Idea 2: Recording Memories
Daily farm activity capture tool. Log farm events, organise them and retrieve it when needed. Building compliance evidence and personal records from the same habit. Record keeping proved to be the most difficult aspect of compliance.

Idea 3: Inspection assistant
A tool to help farmers prepare for and feel more in control during inspections. Anxiety around inspections was a real pain point for farmers due to its randomness and dependence on the nature of the inspector.
Idea 2 was the one the research kept pointing at. Record keeping emerged as the single most consistent finding across both surveys and all four interviews. It was also the only direction that addressed the farmer as a whole person rather than as a compliance actor and did not rely on external input to be valid amongst the three.
Core Design Flows
Farmers are already burdened with complex digital systems
The design needed to be simple. Research from official EU sources had flagged that farmers were struggling with the current complexity of the digital systems they interact with when complying with agricultural policy. Based off of the farmer experience map when keeping records, the core functionalities were summarised into 3 major flows.

User Testing
Where it Broke
I then had my flows designed up to mid fidelity, but I needed to get it into the hands of users so that any gaps present might be revealed before bumping up the fidelity. I got 3 users to test: a part-time farm worker, a designer (for usability flows), and a farmer. The testing revealed the following gaps and inspired direct modifications to address these concerns.




Branding
Identity Rooted in the Land
The naming came from the concept of leaving a trace and the logo was inspired by the rings of a tree which can be used to tell the age of the tree and what sort of life the tree lived, but in this case it'd be doing the same for farmers.

The Solution
Leaving a Trace
Trayce asks one thing of a farmer: log what happened today. A photo of a new calf. A voice note about a treatment administered. A quick text about a delivery. Over time, those daily captures build into something useful. A well of evidence that equips the farmer to be confident when navigating bureaucracy while being an archive of personal memories of farm life.

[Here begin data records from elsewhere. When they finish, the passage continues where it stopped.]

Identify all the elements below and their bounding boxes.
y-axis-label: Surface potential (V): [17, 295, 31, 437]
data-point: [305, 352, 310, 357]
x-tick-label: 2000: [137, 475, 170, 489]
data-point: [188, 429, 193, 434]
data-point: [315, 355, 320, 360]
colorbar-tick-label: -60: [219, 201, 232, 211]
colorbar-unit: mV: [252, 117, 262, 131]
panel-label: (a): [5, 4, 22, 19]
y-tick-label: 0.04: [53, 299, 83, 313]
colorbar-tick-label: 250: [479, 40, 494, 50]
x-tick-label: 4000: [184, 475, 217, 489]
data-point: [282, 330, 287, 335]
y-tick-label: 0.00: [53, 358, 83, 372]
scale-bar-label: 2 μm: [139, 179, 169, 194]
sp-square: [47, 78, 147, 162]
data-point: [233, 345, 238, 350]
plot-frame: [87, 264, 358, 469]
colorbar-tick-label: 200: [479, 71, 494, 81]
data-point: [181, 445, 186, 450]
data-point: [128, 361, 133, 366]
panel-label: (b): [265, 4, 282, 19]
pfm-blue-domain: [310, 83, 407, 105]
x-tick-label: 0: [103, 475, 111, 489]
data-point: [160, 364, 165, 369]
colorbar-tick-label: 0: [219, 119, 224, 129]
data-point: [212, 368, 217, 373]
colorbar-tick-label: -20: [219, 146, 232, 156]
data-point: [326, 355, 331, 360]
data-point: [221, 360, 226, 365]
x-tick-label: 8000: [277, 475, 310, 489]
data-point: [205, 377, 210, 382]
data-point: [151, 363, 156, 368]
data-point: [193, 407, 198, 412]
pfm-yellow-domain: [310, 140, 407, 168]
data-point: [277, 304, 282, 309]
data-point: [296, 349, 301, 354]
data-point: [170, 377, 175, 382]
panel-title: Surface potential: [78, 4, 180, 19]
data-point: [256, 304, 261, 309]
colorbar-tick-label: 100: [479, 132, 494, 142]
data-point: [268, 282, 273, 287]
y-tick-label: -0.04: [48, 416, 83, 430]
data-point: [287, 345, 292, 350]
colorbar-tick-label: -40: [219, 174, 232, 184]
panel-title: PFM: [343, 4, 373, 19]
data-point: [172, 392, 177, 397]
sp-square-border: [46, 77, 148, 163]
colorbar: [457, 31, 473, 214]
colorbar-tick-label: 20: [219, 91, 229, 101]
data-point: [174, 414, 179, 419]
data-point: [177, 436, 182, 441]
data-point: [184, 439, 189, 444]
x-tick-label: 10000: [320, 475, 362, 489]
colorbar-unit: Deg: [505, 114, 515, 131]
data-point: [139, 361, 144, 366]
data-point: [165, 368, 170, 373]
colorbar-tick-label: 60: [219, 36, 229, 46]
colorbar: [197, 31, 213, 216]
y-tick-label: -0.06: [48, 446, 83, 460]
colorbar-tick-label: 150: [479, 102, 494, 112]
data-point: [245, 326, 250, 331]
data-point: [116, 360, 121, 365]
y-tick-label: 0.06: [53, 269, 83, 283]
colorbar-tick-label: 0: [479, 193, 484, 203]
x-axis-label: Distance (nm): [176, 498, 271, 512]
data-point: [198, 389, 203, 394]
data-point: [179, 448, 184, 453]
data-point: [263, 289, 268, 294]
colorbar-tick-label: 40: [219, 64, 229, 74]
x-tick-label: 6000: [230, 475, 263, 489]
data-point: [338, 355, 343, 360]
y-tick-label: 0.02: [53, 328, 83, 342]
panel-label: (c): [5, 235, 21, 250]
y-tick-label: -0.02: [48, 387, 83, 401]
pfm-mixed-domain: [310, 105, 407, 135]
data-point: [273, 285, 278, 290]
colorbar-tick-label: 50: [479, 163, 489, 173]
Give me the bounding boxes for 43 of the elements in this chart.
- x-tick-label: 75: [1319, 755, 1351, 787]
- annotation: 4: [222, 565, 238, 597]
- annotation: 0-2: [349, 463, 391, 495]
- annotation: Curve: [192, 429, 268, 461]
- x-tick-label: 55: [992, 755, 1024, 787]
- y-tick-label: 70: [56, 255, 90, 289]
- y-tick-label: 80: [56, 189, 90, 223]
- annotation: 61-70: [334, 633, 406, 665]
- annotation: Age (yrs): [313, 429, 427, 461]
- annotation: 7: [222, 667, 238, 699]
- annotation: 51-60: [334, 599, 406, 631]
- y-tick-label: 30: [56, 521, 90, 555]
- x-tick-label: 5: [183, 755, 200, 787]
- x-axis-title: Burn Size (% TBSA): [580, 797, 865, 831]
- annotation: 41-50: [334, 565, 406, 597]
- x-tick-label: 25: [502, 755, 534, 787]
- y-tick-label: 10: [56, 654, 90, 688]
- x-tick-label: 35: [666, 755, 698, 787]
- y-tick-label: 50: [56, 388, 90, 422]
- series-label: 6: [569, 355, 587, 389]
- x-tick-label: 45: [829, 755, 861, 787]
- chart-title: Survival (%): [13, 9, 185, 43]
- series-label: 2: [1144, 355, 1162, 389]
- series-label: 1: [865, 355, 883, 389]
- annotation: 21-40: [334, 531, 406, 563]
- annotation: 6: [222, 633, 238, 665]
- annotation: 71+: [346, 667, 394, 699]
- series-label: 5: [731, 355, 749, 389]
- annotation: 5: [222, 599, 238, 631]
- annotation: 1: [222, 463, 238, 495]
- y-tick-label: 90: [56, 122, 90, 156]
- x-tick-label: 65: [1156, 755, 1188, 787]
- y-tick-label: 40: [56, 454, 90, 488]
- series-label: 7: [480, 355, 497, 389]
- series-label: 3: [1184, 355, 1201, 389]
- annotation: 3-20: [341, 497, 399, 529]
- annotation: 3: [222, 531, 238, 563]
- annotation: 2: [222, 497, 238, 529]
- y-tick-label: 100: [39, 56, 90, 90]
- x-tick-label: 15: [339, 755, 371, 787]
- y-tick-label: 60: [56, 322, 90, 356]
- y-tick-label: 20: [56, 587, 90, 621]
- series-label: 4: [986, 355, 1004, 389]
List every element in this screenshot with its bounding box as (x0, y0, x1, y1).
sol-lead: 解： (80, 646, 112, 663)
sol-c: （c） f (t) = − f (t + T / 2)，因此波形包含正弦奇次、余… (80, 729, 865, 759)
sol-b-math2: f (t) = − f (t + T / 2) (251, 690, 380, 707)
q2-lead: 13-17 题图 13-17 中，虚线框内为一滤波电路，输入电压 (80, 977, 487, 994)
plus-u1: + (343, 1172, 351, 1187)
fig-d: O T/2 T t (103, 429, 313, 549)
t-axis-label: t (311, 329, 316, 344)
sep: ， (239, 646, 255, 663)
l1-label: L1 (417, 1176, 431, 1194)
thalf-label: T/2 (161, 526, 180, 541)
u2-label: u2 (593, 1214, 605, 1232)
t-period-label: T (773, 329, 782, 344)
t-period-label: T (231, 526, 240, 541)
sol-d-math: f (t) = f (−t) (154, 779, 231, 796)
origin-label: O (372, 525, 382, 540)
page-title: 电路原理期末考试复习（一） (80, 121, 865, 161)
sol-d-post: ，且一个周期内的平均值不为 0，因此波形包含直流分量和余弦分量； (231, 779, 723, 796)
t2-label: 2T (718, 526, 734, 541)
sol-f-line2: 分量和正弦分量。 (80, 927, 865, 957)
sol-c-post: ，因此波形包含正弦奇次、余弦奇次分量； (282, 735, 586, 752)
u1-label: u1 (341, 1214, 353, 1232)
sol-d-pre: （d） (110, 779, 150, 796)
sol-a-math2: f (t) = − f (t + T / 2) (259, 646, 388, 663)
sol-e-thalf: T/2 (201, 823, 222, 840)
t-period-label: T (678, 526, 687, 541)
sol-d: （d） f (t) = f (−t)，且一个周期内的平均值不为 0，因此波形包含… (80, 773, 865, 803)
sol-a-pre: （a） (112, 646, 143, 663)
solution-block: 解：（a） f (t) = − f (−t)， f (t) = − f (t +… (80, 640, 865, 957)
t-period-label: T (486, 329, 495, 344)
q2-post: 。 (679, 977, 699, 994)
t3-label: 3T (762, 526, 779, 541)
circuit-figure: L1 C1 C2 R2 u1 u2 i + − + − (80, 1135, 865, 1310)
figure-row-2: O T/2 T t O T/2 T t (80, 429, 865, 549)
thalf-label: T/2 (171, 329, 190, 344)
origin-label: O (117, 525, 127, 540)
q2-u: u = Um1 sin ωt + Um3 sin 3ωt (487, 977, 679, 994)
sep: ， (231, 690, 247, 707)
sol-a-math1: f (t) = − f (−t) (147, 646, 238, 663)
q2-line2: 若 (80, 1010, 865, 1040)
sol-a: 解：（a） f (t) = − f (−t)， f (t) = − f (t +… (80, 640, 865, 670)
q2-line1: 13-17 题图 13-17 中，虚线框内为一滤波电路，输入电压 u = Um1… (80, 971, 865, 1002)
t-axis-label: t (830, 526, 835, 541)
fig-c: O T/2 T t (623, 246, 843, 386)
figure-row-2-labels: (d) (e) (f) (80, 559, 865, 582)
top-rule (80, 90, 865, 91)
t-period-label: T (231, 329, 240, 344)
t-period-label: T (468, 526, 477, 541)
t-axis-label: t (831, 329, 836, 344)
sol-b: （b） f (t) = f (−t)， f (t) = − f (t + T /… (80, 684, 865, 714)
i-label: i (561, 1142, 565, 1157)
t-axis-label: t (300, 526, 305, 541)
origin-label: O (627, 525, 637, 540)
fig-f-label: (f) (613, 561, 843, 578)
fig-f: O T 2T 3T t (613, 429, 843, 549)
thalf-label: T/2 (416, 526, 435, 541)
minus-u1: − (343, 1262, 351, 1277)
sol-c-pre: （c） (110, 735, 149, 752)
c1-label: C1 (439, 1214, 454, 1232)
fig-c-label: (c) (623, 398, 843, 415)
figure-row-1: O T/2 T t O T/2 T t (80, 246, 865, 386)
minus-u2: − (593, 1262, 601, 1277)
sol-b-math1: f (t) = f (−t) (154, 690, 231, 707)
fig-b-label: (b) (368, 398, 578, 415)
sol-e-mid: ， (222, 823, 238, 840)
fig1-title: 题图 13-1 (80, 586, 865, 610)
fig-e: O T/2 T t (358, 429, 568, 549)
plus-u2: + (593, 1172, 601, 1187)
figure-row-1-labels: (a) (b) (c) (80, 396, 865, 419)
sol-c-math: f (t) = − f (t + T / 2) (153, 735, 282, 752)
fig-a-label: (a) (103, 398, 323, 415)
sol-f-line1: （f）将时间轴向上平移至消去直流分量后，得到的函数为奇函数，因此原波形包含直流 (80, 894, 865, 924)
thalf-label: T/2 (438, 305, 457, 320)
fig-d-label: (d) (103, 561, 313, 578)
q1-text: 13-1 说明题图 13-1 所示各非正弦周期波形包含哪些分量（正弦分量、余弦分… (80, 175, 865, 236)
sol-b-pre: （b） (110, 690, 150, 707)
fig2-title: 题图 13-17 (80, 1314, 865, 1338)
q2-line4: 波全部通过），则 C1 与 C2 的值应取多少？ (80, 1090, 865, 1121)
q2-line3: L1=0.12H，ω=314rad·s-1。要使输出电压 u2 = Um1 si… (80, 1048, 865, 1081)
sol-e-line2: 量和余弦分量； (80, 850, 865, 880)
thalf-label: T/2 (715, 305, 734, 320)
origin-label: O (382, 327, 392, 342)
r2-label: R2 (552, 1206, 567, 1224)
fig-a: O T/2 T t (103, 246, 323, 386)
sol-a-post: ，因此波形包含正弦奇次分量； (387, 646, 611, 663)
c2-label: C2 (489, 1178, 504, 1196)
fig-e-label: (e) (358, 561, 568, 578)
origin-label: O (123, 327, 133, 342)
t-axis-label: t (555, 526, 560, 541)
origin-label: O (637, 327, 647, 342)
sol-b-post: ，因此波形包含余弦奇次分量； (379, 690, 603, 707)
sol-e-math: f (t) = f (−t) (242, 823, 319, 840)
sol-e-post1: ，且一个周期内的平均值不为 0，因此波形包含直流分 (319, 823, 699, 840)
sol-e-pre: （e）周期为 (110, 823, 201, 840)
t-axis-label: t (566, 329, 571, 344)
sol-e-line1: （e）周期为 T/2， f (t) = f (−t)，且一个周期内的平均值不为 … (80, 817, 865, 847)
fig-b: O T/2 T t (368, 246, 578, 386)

Some of the major flows of Trayce include:
Capturing
Farmers can quickly log events in multiple media formats
Organizing
Captured records stack chronologically and can be curated into Albums depending on farmer preference
Retrieving
Easily retrieve captured records either by searching or navigating to a particular day.
Final Thoughts
Looking back, Looking forward
Separate area of concern from area of influence
The deeper the research went, the clearer it became that many of the most pressing issues farmers face sit with government structures and policy frameworks that interaction design can't touch. Mapping out the areas where design could actually influence a solution was key at the early stages of research.
Validating habit formation
The hypothesis suggests that a daily capture habit, built up over weeks and months, generates a backlog of evidence that makes compliance less reactive. The design creates the conditions for that habit to form, but the sustainability of these habits is subject to time and iterations.
Designing for people thrown into unfamiliar user experiences
The problem that kept surfacing throughout this research goes beyond farming. In a bid to comply with sustainability policies, individuals across many sectors are being asked to navigate systems that feel designed without them in mind. The burden falls on the people least equipped to carry it. Agriculture was the context for this research but the pattern is much wider than that, and one I plan to keep designing around.